Kedua, mengelola pengadaan lahan perumahan skala besar dan menengah sebagai ujung tombak pengembangan wilayah perkotaan.
Ketiga, pengelolaan kawasan dan bangunan (building and estate management).
Keempat, pemberdayaan masyarakat penghuni.
Untuk maksud itu, Jehansyah Siregar menawarkan pengembangan sistem hukum perumahan rakyat (public housing law), sistem kelembagaan (public housing corporation), dan sistem pembiayaan (public housing finance) yang terpadu.
Gayung bersambut. Merespon itu, Pemerintah gerak cepat memperkuat kelembagaan dan memperluas tugas Perum Perumnas dengan terbitnya PP Nomor 83 Tahun 2015 tentang Perum Perumnas.
Selain menjalankan kegiatan usaha, Perum Perumnas melakukan pengelolaan tanah, pelaksana program perumahan dan kawasan permukiman, serta pengelola rumah susun sewa (rusunawa) yang dibangun pemerintah. PP Nomor 83 Tahun 2015 memperkuat fungsi Perum Perumnas, karena Pemerintah ingin memfokuskan Perumnas untuk program penyediaan rumah bagi MBR. Walaupun efektifitasnya mesti diuji dan ditingkatkan.
Menyediakan rumah untuk MBR, memberi fasilitas bantuan prasarana, sarana dan utilitas umum, mengalokasikan fasilitas anggaran berupa FLPP, menyediakan tanah untuk rumah rakyat, itu beberapa contoh saja intervensi Pemerintah.
Walaupun penyediaan rumah untuk MBR dimaksud bukan sebagaimana halnya Pemerintah membangun sendiri sebagai provider atau pelaku pembangun, namun menyediakan kebijakan, fasilitas dan pembiayaan yang mendorong penyediaan rumah umum untuk MBR tersebut.
Pandangan sedemikian berasal dari penormaan dalam UU Nomor 1 Tahun 2011 Pasal 54 ayat (1) yang kua yuridis-formal menentukan bahwa, penyediaan kebutuhan rumah bagi kelompok MBR itu adalah kewajiban Pemerintah. Apabila norma itu ditarik ke lebih ke hulu lagi, maka kewajiban Pemerintah itu berasal dari kewajiban konstitusional negara yang diterakan eksplisit dalam Pasal 28H ayat (1) UUD 1945.
Sebagai bangsa kita patut bersyukur.
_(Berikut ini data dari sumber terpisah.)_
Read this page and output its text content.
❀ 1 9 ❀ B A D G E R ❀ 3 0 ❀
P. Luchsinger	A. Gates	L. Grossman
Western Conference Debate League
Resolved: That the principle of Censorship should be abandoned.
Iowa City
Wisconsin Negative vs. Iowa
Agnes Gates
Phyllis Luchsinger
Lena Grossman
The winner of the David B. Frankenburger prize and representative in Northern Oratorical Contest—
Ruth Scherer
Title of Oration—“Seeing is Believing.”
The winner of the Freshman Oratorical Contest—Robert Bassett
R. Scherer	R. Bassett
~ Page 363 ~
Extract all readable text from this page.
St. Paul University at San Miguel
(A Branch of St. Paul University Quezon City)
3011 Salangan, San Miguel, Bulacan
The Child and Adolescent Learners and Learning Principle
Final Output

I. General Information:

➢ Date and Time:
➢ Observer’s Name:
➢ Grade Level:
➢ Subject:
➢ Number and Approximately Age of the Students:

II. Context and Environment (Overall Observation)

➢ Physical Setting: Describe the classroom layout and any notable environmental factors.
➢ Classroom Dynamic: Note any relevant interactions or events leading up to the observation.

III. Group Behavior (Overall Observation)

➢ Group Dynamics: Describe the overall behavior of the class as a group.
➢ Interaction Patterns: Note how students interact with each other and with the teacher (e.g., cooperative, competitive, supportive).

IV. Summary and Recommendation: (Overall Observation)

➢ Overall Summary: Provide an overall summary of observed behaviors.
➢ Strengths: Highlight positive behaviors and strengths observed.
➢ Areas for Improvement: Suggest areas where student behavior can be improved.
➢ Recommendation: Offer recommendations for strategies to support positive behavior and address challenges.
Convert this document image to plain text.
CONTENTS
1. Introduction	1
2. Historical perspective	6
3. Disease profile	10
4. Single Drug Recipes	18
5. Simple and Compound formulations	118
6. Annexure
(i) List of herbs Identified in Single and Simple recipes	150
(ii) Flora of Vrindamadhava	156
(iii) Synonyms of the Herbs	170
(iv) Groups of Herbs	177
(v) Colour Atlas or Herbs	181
Ternyata Indonesia bangsa yang modern, setidaknya isi dan bentuk konstitusi negara yang menerakan secara eksplisit dalam teks konstitusi bahwa setiap orang berhak atas tempat tinggal, alias hak atas papan atau dikenali kemudian sebagai hak bermukim (housing right).
Mewakili paham moderen, Prof Djoko Soetono dengan merujuk pendapat Struycken dan Grurys, konstitusi sama dengan undang-undang dasar (grondwet) yang tertulis. Isinya memuat materi fundamental atau hal-hal pokok saja. Kedua syarat konstitusi moderen itu ( tertulis dan berisi hal fundamental), terwujud dalam UUD 1945.
Gembiralah kita UUD 1945 memuat hak konstitusional bertempat tinggal secara tertulis dan eksplisit dalam Pasal 28H ayat (1). Pembuat konstitusi menyadari hak bertempat tinggal adalah hak yang fundamental dan sesuai dengan karakter manusia sebagai makhluk bermukim.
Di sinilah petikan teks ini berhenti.